Il n’y a pas si longtemps, je me suis rendue à la Maddy Keynote. J’ai vraiment apprécié cet événement même si, il faut se le dire, le succès était tel qu’il n’y avait presque pas assez de places pour tout le monde !
La journée s’est articulée autour de keynotes et de tables rondes sur les sujets de la santé, l’éducation, la nutrition et le divertissement. J’étais particulièrement contente de pouvoir observer des startups dont j’avais déjà entendu parler telles que Agricool, La Ruche qui dit oui et Percko mais aussi de grandes entreprises telles que Total ou Microsoft. Cette journée a été très enrichissante. Vous pourrez revivre le moment en bas de cet article. L’objectif de cet article n’est pas de vous détailler cette journée mais plus de présenter mes interrogations sur les relations entre les entreprises et les start-up. Pourquoi lorsqu’il y a un événement avec des start-up systématiquement des entreprises sont aussi présentes ? Et pourquoi lorsqu’on parle de start-up on entend souvent parler en même temps de grandes entreprises ? Quels sont les liens qui les lient ? Qu’est-ce que chaque partie gagne à être proche de l’autre ? Est-ce une relation win-win ?
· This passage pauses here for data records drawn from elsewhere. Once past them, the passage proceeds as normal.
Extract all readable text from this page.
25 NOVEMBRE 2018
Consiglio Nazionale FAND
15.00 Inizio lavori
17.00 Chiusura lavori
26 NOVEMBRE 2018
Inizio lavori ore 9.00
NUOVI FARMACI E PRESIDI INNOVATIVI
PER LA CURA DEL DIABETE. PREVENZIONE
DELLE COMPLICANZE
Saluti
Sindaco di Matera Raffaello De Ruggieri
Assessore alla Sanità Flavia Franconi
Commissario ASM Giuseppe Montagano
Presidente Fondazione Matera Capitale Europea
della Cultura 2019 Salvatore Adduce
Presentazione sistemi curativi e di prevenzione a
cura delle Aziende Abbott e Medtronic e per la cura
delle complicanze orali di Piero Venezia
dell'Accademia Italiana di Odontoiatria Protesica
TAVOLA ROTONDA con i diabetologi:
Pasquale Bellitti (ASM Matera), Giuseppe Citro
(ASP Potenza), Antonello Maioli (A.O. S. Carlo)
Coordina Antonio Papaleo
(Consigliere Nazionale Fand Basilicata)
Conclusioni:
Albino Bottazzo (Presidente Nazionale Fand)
Grandes entreprises et start-up : à deux vitesses
Force est de constater que ces deux organisations ne vivent pas au même rythme. J’ai suivi un MOOC de Centrale Paris / Supelec et du BCG qui explique parfaitement cette complexité. Le MOOC présente deux principes : la vitesse industrielle et la vitesse digitale. Les entreprises ont le challenge de faire cohabiter ces deux vitesses avec une prédominance pour celle industrielle alors que la seconde, rythmée par les innovations et l’agilité, est bien plus vécue par les start-up
Dans les entreprises, les décisions ont des impacts sur le long terme. Elles sont organisées en fonctions qui ont chacune des objectifs sur de longues périodes (entre 1 et 5 ans) et leurs résultats sont prévisibles grâce à des audits comptables et financiers réguliers. Cependant elles sont tout de même rattrapées par cette nécessité d’innover et d’être les premières, les précurseurs pour ne pas se faire doubler par les concurrents : c’est à ce moment que la vitesse digitale prend le dessus.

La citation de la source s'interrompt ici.